While this study provides insight into the mental health of help-seeking urban women, there are several limitations that should be addressed. Most notably, this study specifically sampled an economically disadvantaged population, and it is unknown whether these results can be generalised to rural communities, or to women from different socioeconomic strata. Despite these limitations the findings indicate that there are serious challenges facing both non-Aboriginal and Aboriginal women in the urban milieu. Adverse childhood events including child neglect, comorbid substance abuse and psychiatric problems in parents, witnessing violence in the home and experiencing physical and sexual abuse are a significant part of their histories. This is especially true for Aboriginal women, given that they reported higher severity of CSA.
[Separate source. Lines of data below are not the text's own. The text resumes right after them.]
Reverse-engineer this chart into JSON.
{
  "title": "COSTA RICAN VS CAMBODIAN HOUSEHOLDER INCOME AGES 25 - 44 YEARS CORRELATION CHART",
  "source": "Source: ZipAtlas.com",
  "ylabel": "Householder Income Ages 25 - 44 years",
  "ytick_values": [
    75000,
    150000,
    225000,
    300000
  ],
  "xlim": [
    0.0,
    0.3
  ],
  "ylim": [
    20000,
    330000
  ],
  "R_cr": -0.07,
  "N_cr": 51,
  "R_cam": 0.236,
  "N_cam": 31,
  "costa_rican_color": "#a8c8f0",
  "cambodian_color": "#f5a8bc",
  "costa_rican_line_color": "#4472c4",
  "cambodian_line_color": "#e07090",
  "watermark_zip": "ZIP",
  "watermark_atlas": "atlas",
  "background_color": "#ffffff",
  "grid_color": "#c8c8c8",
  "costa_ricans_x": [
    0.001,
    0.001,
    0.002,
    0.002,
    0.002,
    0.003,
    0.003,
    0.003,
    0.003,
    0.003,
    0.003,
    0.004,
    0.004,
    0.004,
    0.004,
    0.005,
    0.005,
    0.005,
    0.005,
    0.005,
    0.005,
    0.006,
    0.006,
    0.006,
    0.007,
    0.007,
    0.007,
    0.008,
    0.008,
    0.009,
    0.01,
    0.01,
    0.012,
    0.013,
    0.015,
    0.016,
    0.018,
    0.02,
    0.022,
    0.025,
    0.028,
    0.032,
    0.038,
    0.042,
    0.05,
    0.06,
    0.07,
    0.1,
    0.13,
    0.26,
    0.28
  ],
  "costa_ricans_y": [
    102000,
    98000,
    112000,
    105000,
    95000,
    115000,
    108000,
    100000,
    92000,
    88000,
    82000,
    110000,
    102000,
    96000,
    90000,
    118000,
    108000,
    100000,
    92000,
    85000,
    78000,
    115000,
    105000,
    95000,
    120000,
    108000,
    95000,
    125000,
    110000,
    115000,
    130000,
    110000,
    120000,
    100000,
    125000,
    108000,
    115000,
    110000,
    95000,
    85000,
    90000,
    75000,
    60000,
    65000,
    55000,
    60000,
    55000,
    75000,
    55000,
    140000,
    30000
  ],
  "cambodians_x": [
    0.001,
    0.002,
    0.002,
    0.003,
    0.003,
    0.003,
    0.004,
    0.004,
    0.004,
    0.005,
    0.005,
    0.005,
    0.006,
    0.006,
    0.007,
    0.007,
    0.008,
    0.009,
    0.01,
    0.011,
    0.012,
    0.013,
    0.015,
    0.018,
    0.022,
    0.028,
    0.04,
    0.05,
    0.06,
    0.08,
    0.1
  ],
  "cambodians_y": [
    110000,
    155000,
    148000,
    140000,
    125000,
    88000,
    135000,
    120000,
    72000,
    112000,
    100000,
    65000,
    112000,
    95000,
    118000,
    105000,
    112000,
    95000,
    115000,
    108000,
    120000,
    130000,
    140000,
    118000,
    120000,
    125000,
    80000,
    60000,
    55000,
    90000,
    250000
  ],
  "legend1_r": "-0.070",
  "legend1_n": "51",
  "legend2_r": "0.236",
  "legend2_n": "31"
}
Future research should explore the effects of individual resources (e.g. social support, family relations) and cultural beliefs on women’s ability to cope with the stress of living with adverse events, particularly among low SES women with children. Aboriginals migrating to the urban environment may be at particular long-term risk for unstable housing and economic disadvantage given their higher number of dependents, higher amounts of money spent on alcohol and cigarettes, higher rates of experiencing violence/crime and their lack of social support (fewer family members in the urban milieu compared with non-Aboriginals). Longitudinal follow-up studies would be required to determine longer-term outcomes for this urban help-seeking population.
No potential conflict of interest was reported by the authors.